Executing AT instruction (Address Translation) from user-space (a.k.a EL0) gives SIGILL, so I tried executing it from kernel-space (EL1), this way it didn't fail.

I also found that AT is alias for SYS instruction, so I guess it cannot be executed from EL0, but I cannot find any document that says it, nor says that this is implementation defined, so my question is at which privilege level AT instruction can be executed?


Solution

  • You can just look at the pseudocode for the AT instruction.
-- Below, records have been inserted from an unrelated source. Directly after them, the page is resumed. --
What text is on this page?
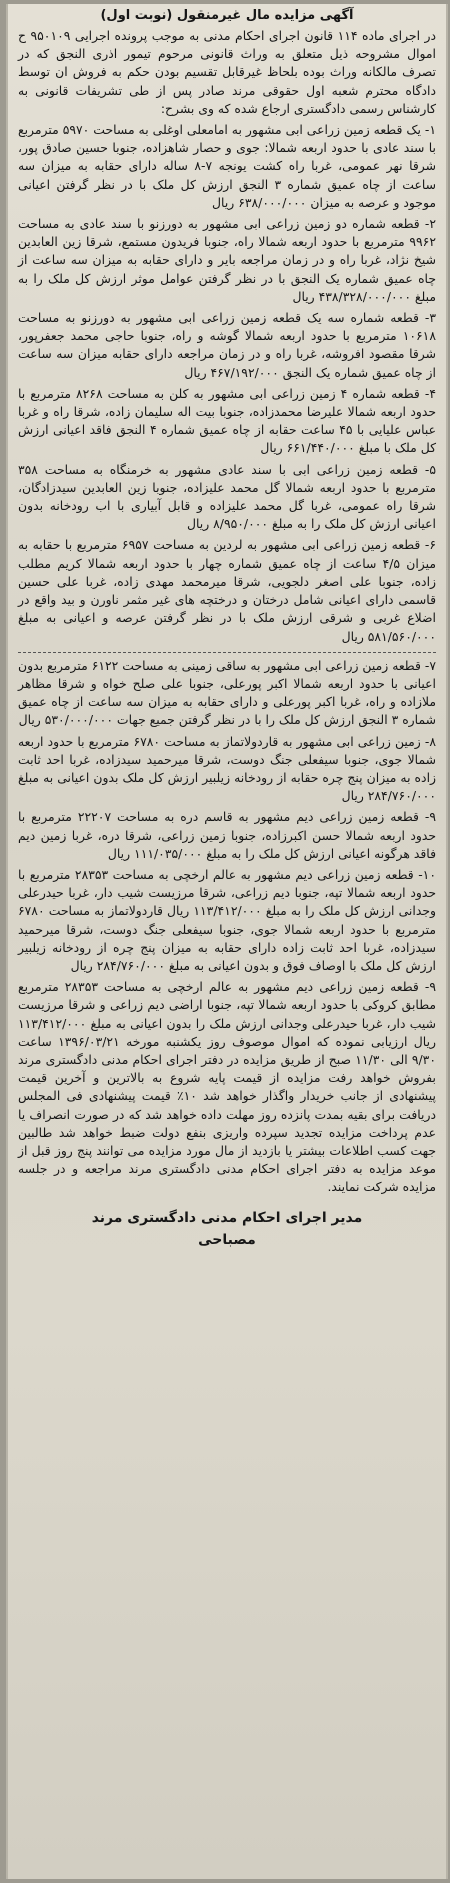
آگهی مزایده مال غیرمنقول (نوبت اول)

در اجرای ماده ۱۱۴ قانون اجرای احکام مدنی به موجب پرونده اجرایی ۹۵۰۱۰۹ ح اموال مشروحه ذیل متعلق به وراث قانونی مرحوم تیمور اذری النجق که در تصرف مالکانه وراث بوده بلحاظ غیرقابل تقسیم بودن حکم به فروش ان توسط دادگاه محترم شعبه اول حقوقی مرند صادر پس از طی تشریفات قانونی به کارشناس رسمی دادگستری ارجاع شده که وی بشرح:

۱- یک قطعه زمین زراعی ابی مشهور به امامعلی اوغلی به مساحت ۵۹۷۰ مترمربع با سند عادی با حدود اربعه شمالا: جوی و حصار شاهزاده، جنوبا حسین صادق پور، شرقا نهر عمومی، غربا راه کشت یونجه ۷-۸ ساله دارای حقابه به میزان سه ساعت از چاه عمیق شماره ۳ النجق ارزش کل ملک با در نظر گرفتن اعیانی موجود و عرصه به میزان ۶۳۸/۰۰۰/۰۰۰ ریال

۲- قطعه شماره دو زمین زراعی ابی مشهور به دورزنو با سند عادی به مساحت ۹۹۶۲ مترمربع با حدود اربعه شمالا راه، جنوبا فریدون مستمع، شرقا زین العابدین شیخ نژاد، غربا راه و در زمان مراجعه بایر و دارای حقابه به میزان سه ساعت از چاه عمیق شماره یک النجق با در نظر گرفتن عوامل موثر ارزش کل ملک را به مبلغ ۴۳۸/۳۲۸/۰۰۰/۰۰۰ ریال

۳- قطعه شماره سه یک قطعه زمین زراعی ابی مشهور به دورزنو به مساحت ۱۰۶۱۸ مترمربع با حدود اربعه شمالا گوشه و راه، جنوبا حاجی محمد جعفرپور، شرقا مقصود افروشه، غربا راه و در زمان مراجعه دارای حقابه میزان سه ساعت از چاه عمیق شماره یک النجق ۴۶۷/۱۹۲/۰۰۰ ریال

۴- قطعه شماره ۴ زمین زراعی ابی مشهور به کلن به مساحت ۸۲۶۸ مترمربع با حدود اربعه شمالا علیرضا محمدزاده، جنوبا بیت اله سلیمان زاده، شرقا راه و غربا عباس علیایی با ۴۵ ساعت حقابه از چاه عمیق شماره ۴ النجق فاقد اعیانی ارزش کل ملک با مبلغ ۶۶۱/۴۴۰/۰۰۰ ریال

۵- قطعه زمین زراعی ابی با سند عادی مشهور به خرمنگاه به مساحت ۳۵۸ مترمربع با حدود اربعه شمالا گل محمد علیزاده، جنوبا زین العابدین سیدزادگان، شرقا راه عمومی، غربا گل محمد علیزاده و قابل آبیاری با اب رودخانه بدون اعیانی ارزش کل ملک را به مبلغ ۸/۹۵۰/۰۰۰ ریال

۶- قطعه زمین زراعی ابی مشهور به لردین به مساحت ۶۹۵۷ مترمربع با حقابه به میزان ۴/۵ ساعت از چاه عمیق شماره چهار با حدود اربعه شمالا کریم مطلب زاده، جنوبا علی اصغر دلجویی، شرقا میرمحمد مهدی زاده، غربا علی حسین قاسمی دارای اعیانی شامل درختان و درختچه های غیر مثمر ناورن و بید واقع در اضلاع غربی و شرقی ارزش ملک با در نظر گرفتن عرصه و اعیانی به مبلغ ۵۸۱/۵۶۰/۰۰۰ ریال

۷- قطعه زمین زراعی ابی مشهور به ساقی زمینی به مساحت ۶۱۲۲ مترمربع بدون اعیانی با حدود اربعه شمالا اکبر پورعلی، جنوبا علی صلح خواه و شرقا مظاهر ملازاده و راه، غربا اکبر پورعلی و دارای حقابه به میزان سه ساعت از چاه عمیق شماره ۳ النجق ارزش کل ملک را با در نظر گرفتن جمیع جهات ۵۳۰/۰۰۰/۰۰۰ ریال

۸- زمین زراعی ابی مشهور به قاردولاتماز به مساحت ۶۷۸۰ مترمربع با حدود اربعه شمالا جوی، جنوبا سیفعلی جنگ دوست، شرقا میرحمید سیدزاده، غربا احد ثابت زاده به میزان پنج چره حقابه از رودخانه زیلبیر ارزش کل ملک بدون اعیانی به مبلغ ۲۸۴/۷۶۰/۰۰۰ ریال

۹- قطعه زمین زراعی دیم مشهور به قاسم دره به مساحت ۲۲۲۰۷ مترمربع با حدود اربعه شمالا حسن اکبرزاده، جنوبا زمین زراعی، شرقا دره، غربا زمین دیم فاقد هرگونه اعیانی ارزش کل ملک را به مبلغ ۱۱۱/۰۳۵/۰۰۰ ریال

۱۰- قطعه زمین زراعی دیم مشهور به عالم ارخچی به مساحت ۲۸۳۵۳ مترمربع با حدود اربعه شمالا تپه، جنوبا دیم زراعی، شرقا مرزیست شیب دار، غربا حیدرعلی وجدانی ارزش کل ملک را به مبلغ ۱۱۳/۴۱۲/۰۰۰ ریال قاردولاتماز به مساحت ۶۷۸۰ مترمربع با حدود اربعه شمالا جوی، جنوبا سیفعلی جنگ دوست، شرقا میرحمید سیدزاده، غربا احد ثابت زاده دارای حقابه به میزان پنج چره از رودخانه زیلبیر ارزش کل ملک با اوصاف فوق و بدون اعیانی به مبلغ ۲۸۴/۷۶۰/۰۰۰ ریال

۹- قطعه زمین زراعی دیم مشهور به عالم ارخچی به مساحت ۲۸۳۵۳ مترمربع مطابق کروکی با حدود اربعه شمالا تپه، جنوبا اراضی دیم زراعی و شرقا مرزیست شیب دار، غربا حیدرعلی وجدانی ارزش ملک را بدون اعیانی به مبلغ ۱۱۳/۴۱۲/۰۰۰ ریال ارزیابی نموده که اموال موصوف روز یکشنبه مورخه ۱۳۹۶/۰۳/۲۱ ساعت ۹/۳۰ الی ۱۱/۳۰ صبح از طریق مزایده در دفتر اجرای احکام مدنی دادگستری مرند بفروش خواهد رفت مزایده از قیمت پایه شروع به بالاترین و آخرین قیمت پیشنهادی از جانب خریدار واگذار خواهد شد ۱۰٪ قیمت پیشنهادی فی المجلس دریافت برای بقیه بمدت پانزده روز مهلت داده خواهد شد که در صورت انصراف یا عدم پرداخت مزایده تجدید سپرده واریزی بنفع دولت ضبط خواهد شد طالبین جهت کسب اطلاعات بیشتر یا بازدید از مال مورد مزایده می توانند پنج روز قبل از موعد مزایده به دفتر اجرای احکام مدنی دادگستری مرند مراجعه و در جلسه مزایده شرکت نمایند.

مدیر اجرای احکام مدنی دادگستری مرند
مصباحی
There's separate listings for all the different flavours of the instruction, but if you look at AT S1E0R, for example:

    if PSTATE.EL == EL0 then
        UNDEFINED;
    elsif PSTATE.EL == EL1 then
        if EL2Enabled() && HCR_EL2.AT == '1' then
            AArch64.SystemAccessTrap(EL2, 0x18);
        elsif EL2Enabled() && (!HaveEL(EL3) || SCR_EL3.FGTEn == '1') && HFGITR_EL2.ATS1E0R == '1' then
            AArch64.SystemAccessTrap(EL2, 0x18);
        else
            AT_S1E0R(X[t]);
    elsif PSTATE.EL == EL2 then
        AT_S1E0R(X[t]);
    elsif PSTATE.EL == EL3 then
        AT_S1E0R(X[t]);
    

    Every flavour of AT is UNDEFINED at EL0. Other than that, it behaves more or less like you'd expect, e.g. lower exception levels can't access translation of higher levels, EL2 translation faults from EL3 if EL2 is disabled, EL2 translation is redirected to perform EL1 translation instead if run from EL1 in nested virtualization, etc.